Mlliyet Milliyet Blog Milliyet Blog
 
Facebook Connect
Blog Kategorileri
 

29 Ağustos '08

 
Kategori
Gündelik Yaşam
 

Sevgi, saygı ve pide ile güllaç

Çocukluğumdan beri, sınır ötesinde petrol çıkarılan Türkiye'nin de zengin petrol yataklarına sahip olduğu masalını, hayalini, ya da yalanını duyarım. Belki de doğrudur. Öyle ya, Suriye'de, İran'da, Irak'ta, Azerbaycan'da, Rusya'da (Karadeniz'de) bu meret fışkırıyor da, biz sınırlarımızı tam petrolün bittiği noktadan mı çizmişiz?

İnsanın aklı karışmıyor değil.

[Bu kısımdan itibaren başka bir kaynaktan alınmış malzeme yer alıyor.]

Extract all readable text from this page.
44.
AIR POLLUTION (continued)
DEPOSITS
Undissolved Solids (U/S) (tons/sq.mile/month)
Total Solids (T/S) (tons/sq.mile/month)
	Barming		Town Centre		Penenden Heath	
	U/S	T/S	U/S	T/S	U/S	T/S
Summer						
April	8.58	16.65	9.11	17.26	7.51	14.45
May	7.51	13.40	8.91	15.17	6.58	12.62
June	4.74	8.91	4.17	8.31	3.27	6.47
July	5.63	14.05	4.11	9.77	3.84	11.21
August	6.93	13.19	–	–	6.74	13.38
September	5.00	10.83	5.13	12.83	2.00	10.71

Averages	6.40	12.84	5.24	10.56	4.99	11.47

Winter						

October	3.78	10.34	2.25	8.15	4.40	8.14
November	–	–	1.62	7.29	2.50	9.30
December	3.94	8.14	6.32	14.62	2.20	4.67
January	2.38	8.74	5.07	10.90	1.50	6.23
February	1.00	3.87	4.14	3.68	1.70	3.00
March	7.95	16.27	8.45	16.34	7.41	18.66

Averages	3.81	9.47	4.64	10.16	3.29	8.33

Ama gerçekten ülkemizde yerin altı boydan boya petrol rezervleriyle dolu da olsa, bunlar işlenip çıkarılmadıkça ekonomimize hiçbir katkı sağlamıyor, sağlayamaz da... Hele bizim bilmediğimiz altın madenlerinin üzerinde sabaha kadar horul horul uyuyor olsak da bunun hiçbir anlamı yok...

Aynı şekilde uygulanmayan kurallar da hiçbir işe yaramaz...

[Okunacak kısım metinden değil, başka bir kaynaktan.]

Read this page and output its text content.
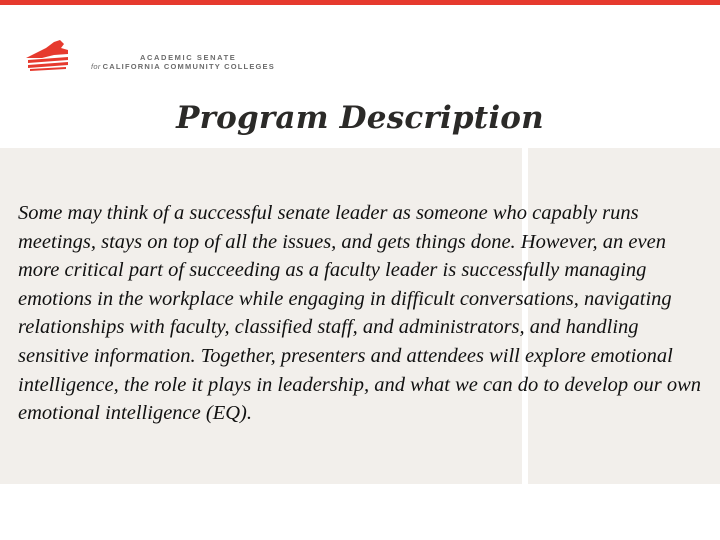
ACADEMIC SENATE
for CALIFORNIA COMMUNITY COLLEGES
Program Description
Some may think of a successful senate leader as someone who capably runs meetings, stays on top of all the issues, and gets things done. However, an even more critical part of succeeding as a faculty leader is successfully managing emotions in the workplace while engaging in difficult conversations, navigating relationships with faculty, classified staff, and administrators, and handling sensitive information. Together, presenters and attendees will explore emotional intelligence, the role it plays in leadership, and what we can do to develop our own emotional intelligence (EQ).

Sadece kurallar mı, duygular da öyledir. Sevginin, saygının bir toplumu ayakta tutan en büyük güç olduğunu 70 milyon insan hepimiz 24 saat durmadan tekrarlasak, bir küçüğümüze, bir büyüğümüze karşı bunu uygulamazsak, zerre kadar faydasını göremeyiz.

Konuşmayı, laf üretmeyi biraz seviyoruz, yazmayı da... Ama konuştuklarımızı ve yazdıklarımızı uygılamaya gelince işin rengi değişiyor.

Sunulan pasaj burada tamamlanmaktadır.